II. Pelo fato destes mandamentos serem breves, eles devem ser entendidos tanto literalmente, como pela sinédoque. Na negação do mandamento o correspondente positivo deve ser entendido, e vice e versa, em cada preceito há uma correspondente proibição, e vice e versa; em cada espécie igualmente o gênero deve ser entendido como incluso, e vice e versa; na adoração externa a atitude interna está inclusa, e vice e versa, tanto em palavras, como em ações, desejos, planos, ações, estão plenamente incluídas e, finalmente em cada termo o correlato deve ser entendido.
III. É possível que algum mandamento seja aplicado a vários assuntos de perspectivas diferentes.
IV. Uma lei geral [em casos de conflito] seja preferível que uma especial.
V. Um mandamento negativo tenha maior ênfase do que uma positiva. É esperado que o mandamento negativo tenha uma aplicação mais ampla, desde que o positivo seja modificado pelas circunstâncias. Um mandamento positivo é sempre vinculado, mas nem sempre aplica [non obligat ad semper], considerando que um negativo é sempre vinculado e aplicado; por exemplo, nós sempre estamos obrigados a ajudar ao nosso próximo, mas, não somos exigidos auxiliá-lo a cada momento, nem a fazermos sempre que tenhamos oportunidade. Mas, nunca é legítimo prejudicar o próximo.
VI. Entretanto, há mais mandamentos negativos do que positivos.
VII. Pecados levam o nome do mesmo ato que é especificamente proibido. Isto é feito para que possamos mais facilmente entender a malignidade dos pecados. Então, Cristo chama de “adultério” o olhar lascivo sobre uma mulher, e João chama quem se ira de “assassino” (Mt 5:28; 1 Jo 3:15).
VIII. Promessas terrenas são símbolos de privilégios celestiais. Todavia, os discípulos de Servetus e os anabatistas estão apenas sonhando, quando dizem que estas promessas são terrenas. Recompensas terrenas designam algo celestial; deste modo, Deus é visto acomodando a si para o seu primitivo povo, que estavam vivendo sob um guardião [paedagogus].
(3)
1. Há duas partes do decálogo: o prefácio e os mandamentos.
2. O prefácio tem duas partes: uma por Moisés e outra por Deus.
3. O prefácio por Moisés é: “Deus disse todas estas palavras”.
4. O prefácio por Deus é: “Eu sou Jeová, o seu Deus, que conduziu vocês para fora da terra do Egito.” Por estas palavras Deus mostra a sua autossuficiente autoridade e o seu absoluto direito de ordenar.
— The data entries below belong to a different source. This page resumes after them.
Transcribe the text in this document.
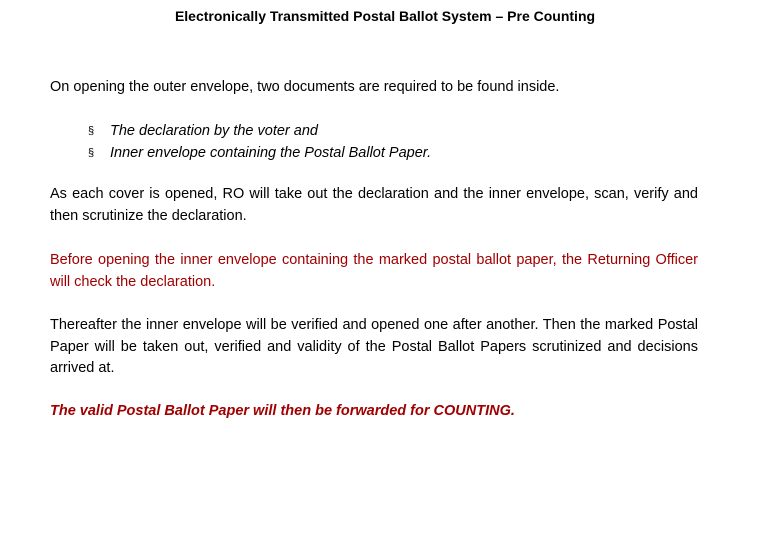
Electronically Transmitted Postal Ballot System – Pre Counting
On opening the outer envelope, two documents are required to be found inside.
§ The declaration by the voter and
§ Inner envelope containing the Postal Ballot Paper.
As each cover is opened, RO will take out the declaration and the inner envelope, scan, verify and then scrutinize the declaration.
Before opening the inner envelope containing the marked postal ballot paper, the Returning Officer will check the declaration.
Thereafter the inner envelope will be verified and opened one after another. Then the marked Postal Paper will be taken out, verified and validity of the Postal Ballot Papers scrutinized and decisions arrived at.
The valid Postal Ballot Paper will then be forwarded for COUNTING.
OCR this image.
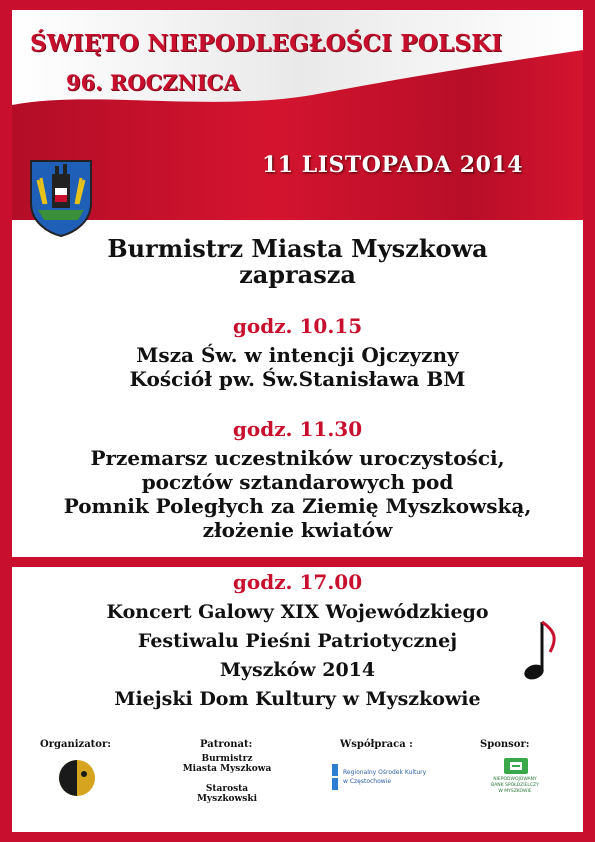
ŚWIĘTO NIEPODLEGŁOŚCI POLSKI
96. ROCZNICA
11 LISTOPADA 2014
Burmistrz Miasta Myszkowa
zaprasza
godz. 10.15
Msza Św. w intencji Ojczyzny
Kościół pw. Św.Stanisława BM
godz. 11.30
Przemarsz uczestników uroczystości,
pocztów sztandarowych pod
Pomnik Poległych za Ziemię Myszkowską,
złożenie kwiatów
godz. 17.00
Koncert Galowy XIX Wojewódzkiego
Festiwalu Pieśni Patriotycznej
Myszków 2014
Miejski Dom Kultury w Myszkowie
Organizator:	Patronat:
Burmistrz
Miasta Myszkowa
Starosta
Myszkowski
Współpraca :
Regionalny Ośrodek Kultury
w Częstochowie
Sponsor:
NIEPODWOJOWANY
BANK SPÓŁDZIELCZY
W MYSZKOWIE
O fundamento para isto é: (1) a sua divina essência, em que os nomes “Jeová” e “Elohim” são símbolos; (2) a obra da redenção da qual a libertação dos israelitas do Egito é o tipo.
5. Há duas tábuas de mandamentos: a primeira contém os nossos deveres para com Deus, e a segunda os deveres para com o nosso próximo.
6. O sumário da primeira tábua é: “Amarás ao Senhor teu Deus com todo o teu coração, com toda a tua alma, com toda a tua força.” [3] Estas palavras requerem sinceridade e perfeição do amor: sinceridade porque eles mencionam o coração, alma, e todas as faculdades; perfeição porque Deus nos ordena amar com todo o coração, alma e faculdades.
7. Quatro mandamentos pertencem a esta tábua:
a) O primeiro mostra quem deve ser servido como o verdadeiro Deus.
b) O segundo mostra como ele quer ser adorado.
c) O terceiro mostra que reverência é devida ao nome de Deus em toda a vida.
d) O quarto mostra que tempo apropriado para a adoração pública de Deus deverá ser realizada.
8. (a) O sumário da segunda tábua é: “amarás ao teu próximo como a ti mesmo.”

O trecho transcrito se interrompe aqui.